Once Roper is configured it knows how to:

  • Post to a GitHub branch PR with an in progress status for the stage site setup.
  • Pull in a repo locally.
  • Checkout a specific branch.
  • Start docker-compose session
  • Post back to GitHub branch PR with link for QA site or failure status.
  • When a PR is merged or closed the resources can be released/recovered.
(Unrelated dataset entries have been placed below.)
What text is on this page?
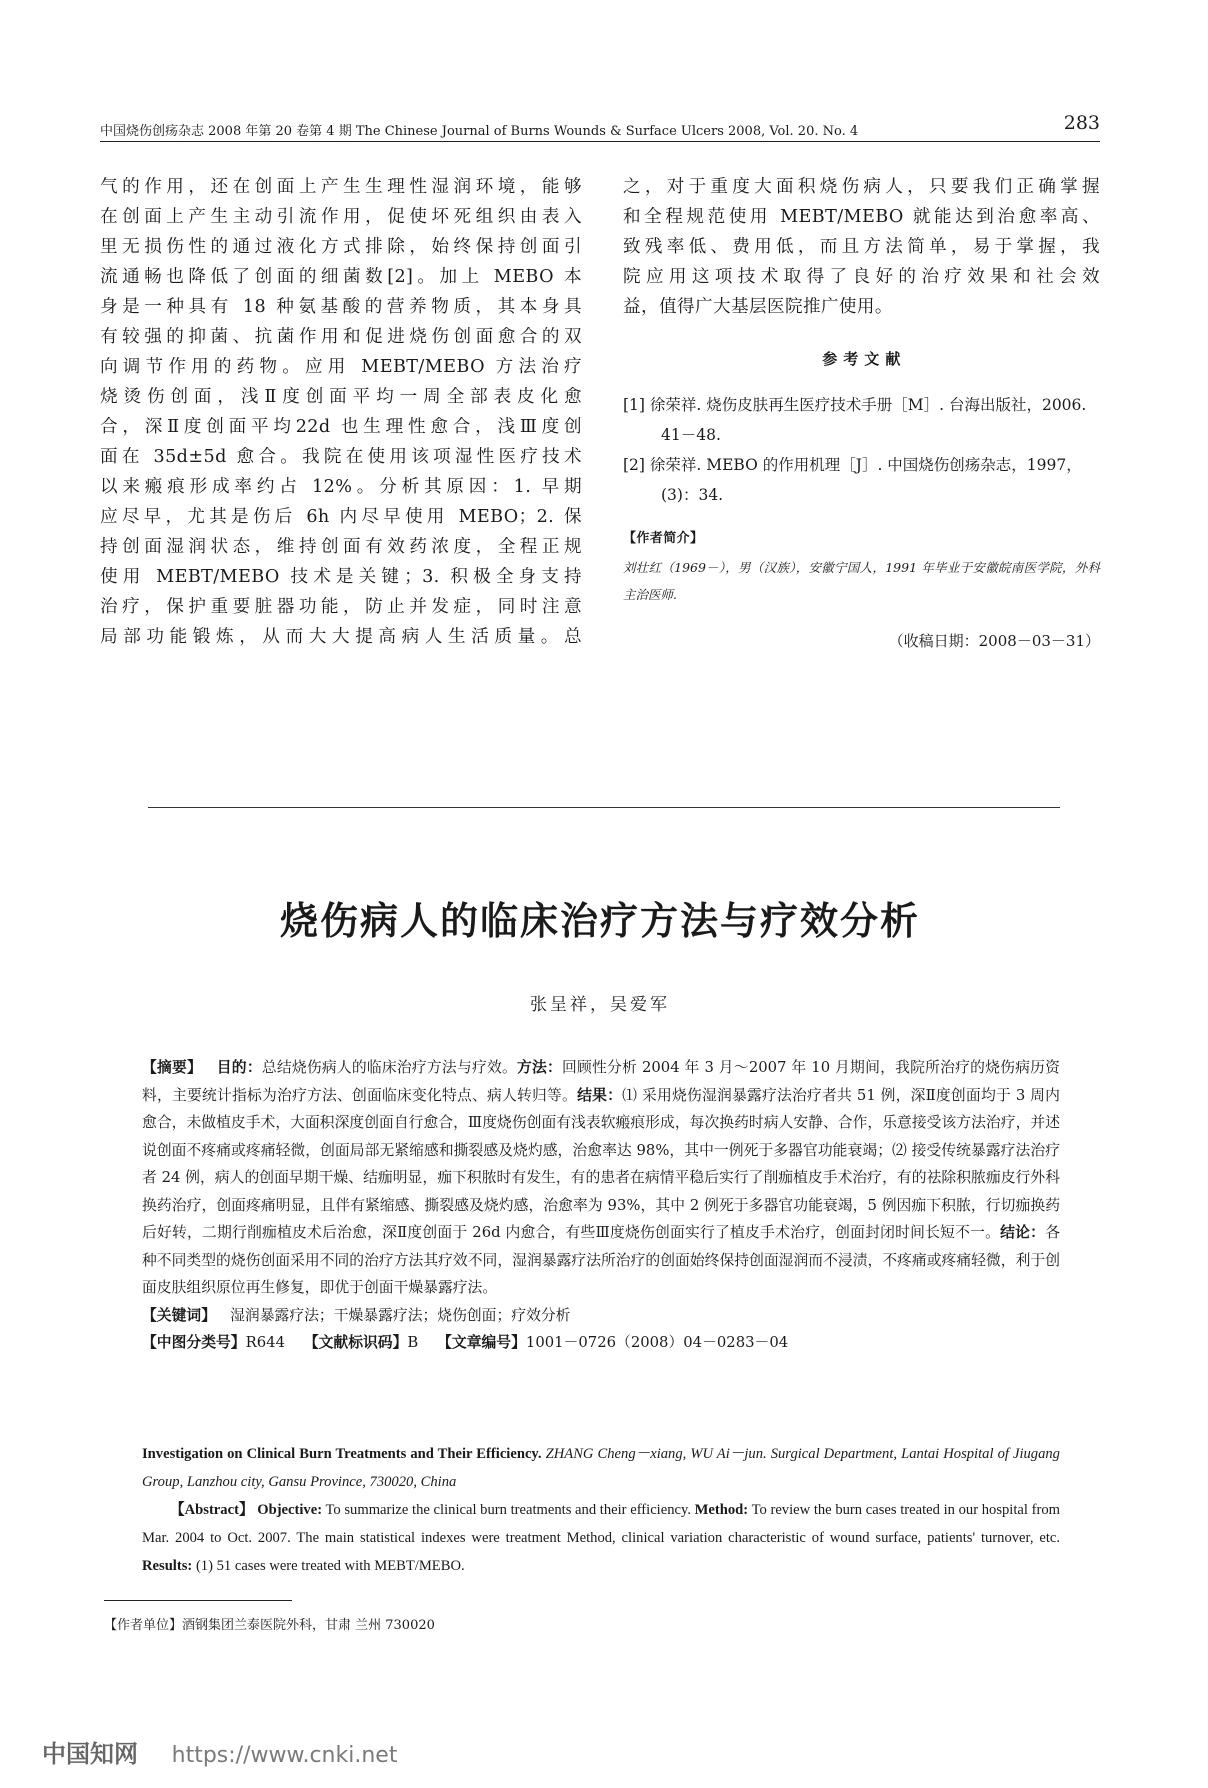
中国烧伤创疡杂志 2008 年第 20 卷第 4 期 The Chinese Journal of Burns Wounds & Surface Ulcers 2008, Vol. 20. No. 4	283

气的作用，还在创面上产生生理性湿润环境，能够

在创面上产生主动引流作用，促使坏死组织由表入

里无损伤性的通过液化方式排除，始终保持创面引

流通畅也降低了创面的细菌数[2]。加上 MEBO 本

身是一种具有 18 种氨基酸的营养物质，其本身具

有较强的抑菌、抗菌作用和促进烧伤创面愈合的双

向调节作用的药物。应用 MEBT/MEBO 方法治疗

烧烫伤创面，浅Ⅱ度创面平均一周全部表皮化愈

合，深Ⅱ度创面平均22d 也生理性愈合，浅Ⅲ度创

面在 35d±5d 愈合。我院在使用该项湿性医疗技术

以来瘢痕形成率约占 12%。分析其原因：1. 早期

应尽早，尤其是伤后 6h 内尽早使用 MEBO；2. 保

持创面湿润状态，维持创面有效药浓度，全程正规

使用 MEBT/MEBO 技术是关键；3. 积极全身支持

治疗，保护重要脏器功能，防止并发症，同时注意

局部功能锻炼，从而大大提高病人生活质量。总

之，对于重度大面积烧伤病人，只要我们正确掌握

和全程规范使用 MEBT/MEBO 就能达到治愈率高、

致残率低、费用低，而且方法简单，易于掌握，我

院应用这项技术取得了良好的治疗效果和社会效

益，值得广大基层医院推广使用。

参 考 文 献

[1] 徐荣祥. 烧伤皮肤再生医疗技术手册［M］. 台海出版社，2006. 41－48.

[2] 徐荣祥. MEBO 的作用机理［J］. 中国烧伤创疡杂志，1997，(3)：34.

【作者简介】

刘壮红（1969－），男（汉族），安徽宁国人，1991 年毕业于安徽皖南医学院，外科主治医师.

（收稿日期：2008－03－31）

烧伤病人的临床治疗方法与疗效分析
张呈祥，吴爱军

【摘要】 目的：总结烧伤病人的临床治疗方法与疗效。方法：回顾性分析 2004 年 3 月～2007 年 10 月期间，我院所治疗的烧伤病历资料，主要统计指标为治疗方法、创面临床变化特点、病人转归等。结果：⑴ 采用烧伤湿润暴露疗法治疗者共 51 例，深Ⅱ度创面均于 3 周内愈合，未做植皮手术，大面积深度创面自行愈合，Ⅲ度烧伤创面有浅表软瘢痕形成，每次换药时病人安静、合作，乐意接受该方法治疗，并述说创面不疼痛或疼痛轻微，创面局部无紧缩感和撕裂感及烧灼感，治愈率达 98%，其中一例死于多器官功能衰竭；⑵ 接受传统暴露疗法治疗者 24 例，病人的创面早期干燥、结痂明显，痂下积脓时有发生，有的患者在病情平稳后实行了削痂植皮手术治疗，有的祛除积脓痂皮行外科换药治疗，创面疼痛明显，且伴有紧缩感、撕裂感及烧灼感，治愈率为 93%，其中 2 例死于多器官功能衰竭，5 例因痂下积脓，行切痂换药后好转，二期行削痂植皮术后治愈，深Ⅱ度创面于 26d 内愈合，有些Ⅲ度烧伤创面实行了植皮手术治疗，创面封闭时间长短不一。结论：各种不同类型的烧伤创面采用不同的治疗方法其疗效不同，湿润暴露疗法所治疗的创面始终保持创面湿润而不浸渍，不疼痛或疼痛轻微，利于创面皮肤组织原位再生修复，即优于创面干燥暴露疗法。

【关键词】 湿润暴露疗法；干燥暴露疗法；烧伤创面；疗效分析

【中图分类号】R644 【文献标识码】B 【文章编号】1001－0726（2008）04－0283－04

Investigation on Clinical Burn Treatments and Their Efficiency. ZHANG Cheng－xiang, WU Ai－jun. Surgical Department, Lantai Hospital of Jiugang Group, Lanzhou city, Gansu Province, 730020, China

【Abstract】 Objective: To summarize the clinical burn treatments and their efficiency. Method: To review the burn cases treated in our hospital from Mar. 2004 to Oct. 2007. The main statistical indexes were treatment Method, clinical variation characteristic of wound surface, patients' turnover, etc. Results: (1) 51 cases were treated with MEBT/MEBO.

【作者单位】酒钢集团兰泰医院外科，甘肃 兰州 730020
中国知网 https://www.cnki.net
Roper also defines the following environment variables which are made available during the docker-compose up phase and can therefore be referenced in your docker-compose.yml file

variable description
ROPER_REPO_OWNER The GitHub repository owner
ROPER_REPO_NAME The GitHub repository name
ROPER_REPO_BRANCH The GitHub repository branch

Currently, Roper only defines a CLI interface so there is no way for GitHub to communicate with it directly via a web-hook or whatnot. It's assumed that it will be used in conjunction with a service like Jenkins CI to handle the web-hook part of the communication and trigger a roper staging on a desired GitHub event (PR creation, update to PR, merge of PR).

Eventually it would be nice for Roper to include a web service interface that GitHub can post directly to. But then again, that might just be scope creep considering there are already good options for handling the web-hook concern (i.e. Jenkins)

Installation

Add this line to your application's Gemfile:

ruby gem 'roper'

And then execute:

bundle

Or install it yourself as:

gem install roper

Usage

roper lasso --repo=<user>/<repo> [--branch=<branch>] [--status_url=<url>]

roper release --repo=<user>/<repo>

OR:

You can use the individual components of the library as you wish.

Configuration

roper is configure ready. Use roper initconfig. This command will create a .roper.rc configuration file in your home directory. The file is in yaml format and you can provide default arguments for any roper command.

The following roper.rc configuration file example provides a default value for the repository:

---
:version: false
:help: false
commands:
  :lasso:
    :r: "tulibraries/tul_cob"
  :release:
    :r: "tulibraries/tul_cob"

Github Authentication

Currenlty Roper uses netrc for github authentication. I'm hoping to slap an interface to create this at setup but for now you will need to add a ~/.netrc file with an entry for api.github.com manually.

Development

After checking out the repo, run bin/setup to install dependencies. Then, run rake spec to run the tests. You can also run bin/console for an interactive prompt that will allow you to experiment.

To install this gem onto your local machine, run bundle exec rake install. To release a new version, update the version number in version.rb, and then run bundle exec rake release, which will create a git tag for the version, push git commits and tags, and push the .gem file to rubygems.org.

Contributing

Bug reports and pull requests are welcome on GitHub at https://github.com/tulibraries/roper. This project is intended to be a safe, welcoming space for collaboration, and contributors are expected to adhere to the Contributor Covenant code of conduct.

License

The gem is available as open source under the terms of the MIT License.

Code of Conduct

Everyone interacting in the Roper project’s codebases, issue trackers, chat rooms and mailing lists is expected to follow the code of conduct.